How does this work : Orders are dispatched on Mondays and Wednesdays. Just pop the kimchi in your fridge and wait as long as you like before enjoying. We recommend that you don’t overpack your airtight container and that you open it a couple of time a week for the first two weeks of fermentation. Kimchi will keep for weeks when stored correctly but we recommend to cook it if eating after the Best before date.
As with our other versions, naturally made without any preservatives or additives, The Korean Pantry Fresh Kimchi is unpasteurised and will develop loads of probiotics and prebiotics to support your gut health.
Its spicy yet fresh and zingy taste will make it the main character of your stir fries, stews and grilled cheese sandwiches, or the best companion to your cheese & charcuterie platter or salad.

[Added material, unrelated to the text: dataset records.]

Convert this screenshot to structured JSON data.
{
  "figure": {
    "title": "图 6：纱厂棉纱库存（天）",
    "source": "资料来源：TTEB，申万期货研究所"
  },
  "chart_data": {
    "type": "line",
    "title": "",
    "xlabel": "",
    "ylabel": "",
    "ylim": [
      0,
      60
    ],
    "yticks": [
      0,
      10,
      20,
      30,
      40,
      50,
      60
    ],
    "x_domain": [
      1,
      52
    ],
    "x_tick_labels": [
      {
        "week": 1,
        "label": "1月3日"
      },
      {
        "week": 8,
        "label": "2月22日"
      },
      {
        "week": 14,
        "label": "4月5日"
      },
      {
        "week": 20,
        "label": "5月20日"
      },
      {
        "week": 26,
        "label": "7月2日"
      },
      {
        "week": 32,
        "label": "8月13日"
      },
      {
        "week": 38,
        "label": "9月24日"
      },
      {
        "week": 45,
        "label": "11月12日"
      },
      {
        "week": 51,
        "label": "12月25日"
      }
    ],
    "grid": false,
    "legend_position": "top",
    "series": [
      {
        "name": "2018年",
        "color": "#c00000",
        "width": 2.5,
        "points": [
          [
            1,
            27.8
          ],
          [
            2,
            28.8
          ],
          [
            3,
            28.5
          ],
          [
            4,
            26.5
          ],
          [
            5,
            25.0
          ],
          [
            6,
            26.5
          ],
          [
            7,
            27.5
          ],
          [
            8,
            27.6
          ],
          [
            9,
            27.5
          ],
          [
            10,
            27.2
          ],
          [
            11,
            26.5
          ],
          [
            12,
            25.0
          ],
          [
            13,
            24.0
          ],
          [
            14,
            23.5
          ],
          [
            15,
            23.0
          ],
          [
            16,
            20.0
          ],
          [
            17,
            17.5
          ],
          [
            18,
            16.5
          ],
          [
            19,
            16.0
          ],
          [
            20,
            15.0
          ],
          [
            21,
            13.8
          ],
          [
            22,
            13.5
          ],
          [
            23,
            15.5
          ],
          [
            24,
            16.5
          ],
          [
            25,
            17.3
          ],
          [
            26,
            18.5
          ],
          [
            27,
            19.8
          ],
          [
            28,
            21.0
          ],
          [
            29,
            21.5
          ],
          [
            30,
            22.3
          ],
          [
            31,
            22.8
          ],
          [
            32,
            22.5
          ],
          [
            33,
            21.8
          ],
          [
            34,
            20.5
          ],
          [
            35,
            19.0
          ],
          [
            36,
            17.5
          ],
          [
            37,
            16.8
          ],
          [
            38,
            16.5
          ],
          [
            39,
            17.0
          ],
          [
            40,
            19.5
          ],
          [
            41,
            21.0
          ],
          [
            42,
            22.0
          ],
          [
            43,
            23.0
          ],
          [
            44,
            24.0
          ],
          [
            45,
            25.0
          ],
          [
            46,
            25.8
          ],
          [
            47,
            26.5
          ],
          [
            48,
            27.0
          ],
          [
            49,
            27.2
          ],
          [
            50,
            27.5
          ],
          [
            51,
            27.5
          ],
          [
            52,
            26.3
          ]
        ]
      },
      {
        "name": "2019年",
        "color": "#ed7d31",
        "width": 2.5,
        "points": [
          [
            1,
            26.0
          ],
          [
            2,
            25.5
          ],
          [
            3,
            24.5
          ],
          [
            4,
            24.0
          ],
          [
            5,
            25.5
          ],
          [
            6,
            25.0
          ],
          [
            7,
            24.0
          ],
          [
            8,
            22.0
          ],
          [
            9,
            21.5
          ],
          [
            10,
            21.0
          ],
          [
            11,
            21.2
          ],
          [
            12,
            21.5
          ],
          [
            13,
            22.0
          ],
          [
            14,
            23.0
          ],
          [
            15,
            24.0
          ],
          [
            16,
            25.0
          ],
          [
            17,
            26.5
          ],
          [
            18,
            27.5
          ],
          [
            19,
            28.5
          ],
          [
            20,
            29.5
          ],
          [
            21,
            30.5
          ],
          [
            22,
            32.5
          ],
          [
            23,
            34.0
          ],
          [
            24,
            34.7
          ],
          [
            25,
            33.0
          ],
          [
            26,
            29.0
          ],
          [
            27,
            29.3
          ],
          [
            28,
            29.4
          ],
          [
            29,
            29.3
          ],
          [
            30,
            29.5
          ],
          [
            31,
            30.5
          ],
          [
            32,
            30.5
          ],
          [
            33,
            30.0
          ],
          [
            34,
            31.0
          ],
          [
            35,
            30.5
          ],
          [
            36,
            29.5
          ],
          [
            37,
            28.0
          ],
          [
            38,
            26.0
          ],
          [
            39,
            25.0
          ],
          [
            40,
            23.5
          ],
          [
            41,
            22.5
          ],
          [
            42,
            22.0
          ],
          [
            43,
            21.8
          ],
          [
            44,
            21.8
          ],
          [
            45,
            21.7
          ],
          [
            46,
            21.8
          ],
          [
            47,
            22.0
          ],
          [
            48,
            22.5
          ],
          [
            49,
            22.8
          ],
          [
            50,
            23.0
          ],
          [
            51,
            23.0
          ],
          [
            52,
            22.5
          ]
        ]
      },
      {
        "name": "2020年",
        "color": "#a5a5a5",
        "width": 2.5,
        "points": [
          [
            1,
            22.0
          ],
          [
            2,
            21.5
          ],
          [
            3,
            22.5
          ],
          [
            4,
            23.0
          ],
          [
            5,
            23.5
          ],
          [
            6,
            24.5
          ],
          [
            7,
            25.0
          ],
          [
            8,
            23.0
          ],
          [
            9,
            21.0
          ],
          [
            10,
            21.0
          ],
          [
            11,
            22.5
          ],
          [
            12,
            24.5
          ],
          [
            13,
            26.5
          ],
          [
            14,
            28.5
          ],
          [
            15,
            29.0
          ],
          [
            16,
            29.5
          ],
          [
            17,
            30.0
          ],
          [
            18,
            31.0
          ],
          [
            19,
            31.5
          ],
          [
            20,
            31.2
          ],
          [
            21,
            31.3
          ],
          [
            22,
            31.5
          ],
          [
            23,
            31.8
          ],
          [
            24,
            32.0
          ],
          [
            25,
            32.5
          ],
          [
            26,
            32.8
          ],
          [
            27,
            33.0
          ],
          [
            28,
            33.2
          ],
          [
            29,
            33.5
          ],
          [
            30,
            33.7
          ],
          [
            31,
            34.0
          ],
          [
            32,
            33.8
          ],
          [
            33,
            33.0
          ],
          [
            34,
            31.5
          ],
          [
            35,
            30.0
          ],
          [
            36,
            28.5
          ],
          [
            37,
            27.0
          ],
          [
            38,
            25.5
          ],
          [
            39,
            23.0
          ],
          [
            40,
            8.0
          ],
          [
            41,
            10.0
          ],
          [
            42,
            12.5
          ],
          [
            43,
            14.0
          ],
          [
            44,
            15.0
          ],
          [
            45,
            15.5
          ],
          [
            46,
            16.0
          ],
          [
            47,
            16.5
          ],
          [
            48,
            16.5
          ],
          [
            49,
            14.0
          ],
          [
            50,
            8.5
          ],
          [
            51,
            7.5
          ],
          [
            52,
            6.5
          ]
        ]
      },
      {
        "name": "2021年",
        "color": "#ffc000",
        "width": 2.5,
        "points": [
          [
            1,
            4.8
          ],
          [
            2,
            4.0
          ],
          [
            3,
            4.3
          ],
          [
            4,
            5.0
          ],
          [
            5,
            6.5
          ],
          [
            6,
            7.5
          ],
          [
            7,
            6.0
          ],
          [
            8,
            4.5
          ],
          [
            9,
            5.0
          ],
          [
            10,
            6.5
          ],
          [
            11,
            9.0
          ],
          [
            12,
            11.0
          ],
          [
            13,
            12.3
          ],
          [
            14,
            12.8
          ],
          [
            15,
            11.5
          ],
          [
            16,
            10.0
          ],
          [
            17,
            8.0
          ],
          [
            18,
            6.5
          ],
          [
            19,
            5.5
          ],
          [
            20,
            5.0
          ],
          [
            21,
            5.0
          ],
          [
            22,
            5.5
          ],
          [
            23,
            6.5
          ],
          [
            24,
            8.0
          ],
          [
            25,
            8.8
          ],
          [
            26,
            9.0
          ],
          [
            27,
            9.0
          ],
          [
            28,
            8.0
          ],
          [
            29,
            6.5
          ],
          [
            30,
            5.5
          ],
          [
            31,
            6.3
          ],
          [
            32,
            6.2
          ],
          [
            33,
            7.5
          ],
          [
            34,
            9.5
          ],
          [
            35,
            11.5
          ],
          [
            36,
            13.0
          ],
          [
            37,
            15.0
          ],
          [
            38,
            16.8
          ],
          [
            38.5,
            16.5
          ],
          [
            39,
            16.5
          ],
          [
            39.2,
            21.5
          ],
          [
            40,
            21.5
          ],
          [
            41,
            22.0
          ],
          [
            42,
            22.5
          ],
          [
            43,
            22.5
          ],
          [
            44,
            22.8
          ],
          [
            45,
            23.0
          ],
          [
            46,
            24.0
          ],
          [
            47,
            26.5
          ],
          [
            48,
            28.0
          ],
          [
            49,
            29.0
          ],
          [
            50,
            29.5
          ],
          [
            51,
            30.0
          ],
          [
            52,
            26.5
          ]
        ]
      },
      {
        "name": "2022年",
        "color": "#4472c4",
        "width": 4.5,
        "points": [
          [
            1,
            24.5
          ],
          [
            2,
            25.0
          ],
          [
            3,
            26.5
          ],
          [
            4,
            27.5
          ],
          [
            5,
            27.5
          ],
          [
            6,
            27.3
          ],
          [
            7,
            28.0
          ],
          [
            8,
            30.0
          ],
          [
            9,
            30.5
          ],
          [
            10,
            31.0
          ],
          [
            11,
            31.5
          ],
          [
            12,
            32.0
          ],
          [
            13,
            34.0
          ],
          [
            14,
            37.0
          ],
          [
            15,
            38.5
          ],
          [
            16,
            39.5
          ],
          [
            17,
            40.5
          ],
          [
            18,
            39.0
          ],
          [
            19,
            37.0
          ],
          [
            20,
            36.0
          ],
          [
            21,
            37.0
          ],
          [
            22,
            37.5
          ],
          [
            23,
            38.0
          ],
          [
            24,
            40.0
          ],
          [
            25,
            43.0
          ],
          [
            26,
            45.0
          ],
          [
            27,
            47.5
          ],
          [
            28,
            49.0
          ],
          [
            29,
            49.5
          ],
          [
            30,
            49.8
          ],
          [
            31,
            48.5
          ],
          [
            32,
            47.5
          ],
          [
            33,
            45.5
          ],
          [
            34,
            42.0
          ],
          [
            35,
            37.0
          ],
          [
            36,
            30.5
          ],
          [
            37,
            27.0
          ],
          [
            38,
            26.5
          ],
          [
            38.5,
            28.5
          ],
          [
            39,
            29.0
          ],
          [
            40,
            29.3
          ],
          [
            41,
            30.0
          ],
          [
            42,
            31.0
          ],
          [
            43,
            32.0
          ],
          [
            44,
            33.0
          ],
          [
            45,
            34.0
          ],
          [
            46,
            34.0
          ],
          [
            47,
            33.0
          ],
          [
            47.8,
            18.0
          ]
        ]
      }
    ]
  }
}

Chinese leaf, daikon, spring onion, carrot, onion, garlic, ginger, Korean pear, Korean chilli pepper flakes, FERMENTED SHRIMPS, glutinous rice flour, dried shiitake mushroom, kelp, fermented Korean plum extract, Korean solar sea salt.
*For allergens see ingredients in bold. No Fermented shrimps involved in the Vegan version.
*All natural: no preservatives, no added refined sugar, gluten-free
Made in an environment that may handle nuts, gluten, oats.